Women who miscarry a pregnancy could face imprisonment if Mississippi has its way. The state Supreme Court is set to rule on whether or not the state can arrest women for delivering a stillborn or losing a pregnancy any time throughout the nine-month period of time a fetus is developing.
According to Mother Jones, the current case involves a woman named Nina Buckhalter, who was arrested in 2009 for giving birth to a stillborn baby. Devastated, Nina named the baby Hayley and was arrested two months later for manslaughter. The grand jury found that the 29-year-old woman “willfully, unlawfully, feloniously” killed “a human being by culpable negligence” because she had a trace amount of methamphetamines in her system.

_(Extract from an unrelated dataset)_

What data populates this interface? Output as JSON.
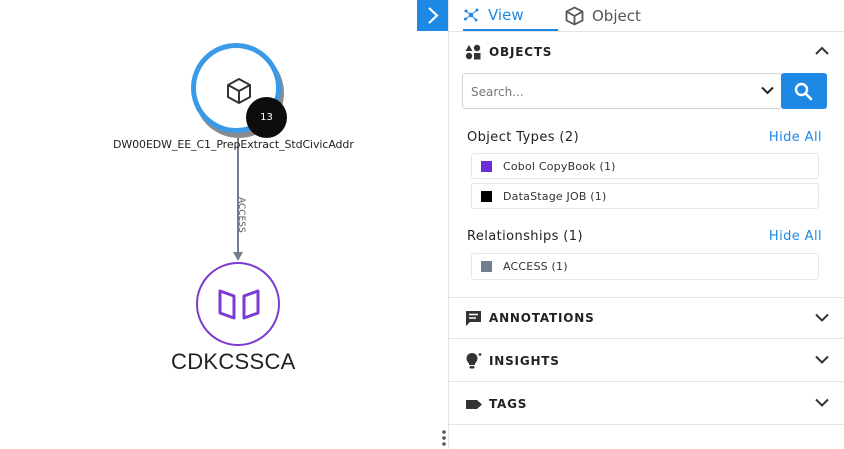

If the state Supreme Court rules that Nina can be prosecuted for having a stillbirth, it opens the door for Mississippi to charge any woman who has a miscarriage for murder. Mississippi is the one conservative state at the epicenter of the war against abortion. Anti-abortion activists and politicians have made effort upon effort to define a fetus as a human being so they can charge women who have abortions with murder, therefore making abortion illegal.
Despite finding meth in her system, evidence proving that the drug caused the stillbirth is extremely thin. From the Mother Jones piece:
The cause of any given miscarriage or stillbirth is difficult to determine, and many experts believe there is no conclusive evidence that exposure to drugs in utero can cause a miscarriage or stillbirth. Because of this, prosecuting Buckhalter opens the door to investigating and prosecuting women for any number of other potential causes of a miscarriage or stillbirth, her lawyers argued in a filing to the state Supreme Court—”smoking, drinking alcohol, using drugs, exercising against doctor’s orders, or failing to follow advice regarding conditions such as obesity or hypertension.” Supreme Court Justice Leslie D. King also raised this question in the oral arguments last month: “Doctors say women should avoid herbal tea, things like unpasteurized cheese, lunch meats. Exactly what are the boundaries?”
And that’s precisely why this case must be dismissed. A ruling in favor of the prosecution allows state officials to invade the privacy of pregnant women. Are we going to investigate every pregnant woman to make sure they’re drinking herbal tea and eating lunch meat? Will they be arrested if they are? Will pregnant women now be forced to be under surveillance to make sure they do nothing that could complicate a pregnancy? Will a cop be assigned to each and every pregnant woman to watch them 24-hours a day for nine months?
Worse yet, such a ruling could allow authorities in Mississippi to prosecute women who have had a legal abortion. Women who take the morning-after pill could also be subject to arrest, even though the drug is legal and approved for women as young as 15. This ruling may very well end up banning abortion in Mississippi: if a woman can be jailed for losing a wanted pregnancy, clearly she can be imprisoned for ending a pregnancy on purpose.
This kind of invasion of privacy is exactly what Republicans claim they oppose, yet they seem to have no problem being hypocrites when it comes to women. It’s outrageous and shreds the constitutional rights of actual human beings who are protected by law. This is why only “all persons born” have rights. Any woman could have a miscarriage or stillbirth. It happens every day. In fact, approximately 500,000 pregnancies result in a miscarriage every year in the US. Should we investigate and prosecute each woman who has one? Not only is such an idea ridiculous, it’s a violation of privacy and a waste of time and taxpayer dollars. Such actions also place more emotional and mental stress on women who just lost a pregnancy. That’s heartbreaking enough as it is; the last thing a woman needs is to be harassed by the state over it.
But the story gets worse. In Mississippi’s obsession with punishing women for losing pregnancies, they could literally be taking a mother away from her child. In the past four years since the case against her began, Buckhalter cleaned up her life, attended college, earned a degree, and gave birth to a child. In short, Mississippi is seeking to imprison Buckhalter for a stillbirth that may or may not have been due to meth, thereby depriving her living, breathing child of its mother. How heartless is that?
Last time I checked, inconclusive evidence does not land people in prison and we certainly should not jail women who lose pregnancies through no fault of their own. Miscarriages and stillbirths happen naturally all the time. We shouldn’t punish women for losing pregnancies. That’s the kind of thing that belongs in the Middle Ages, not 21st century America.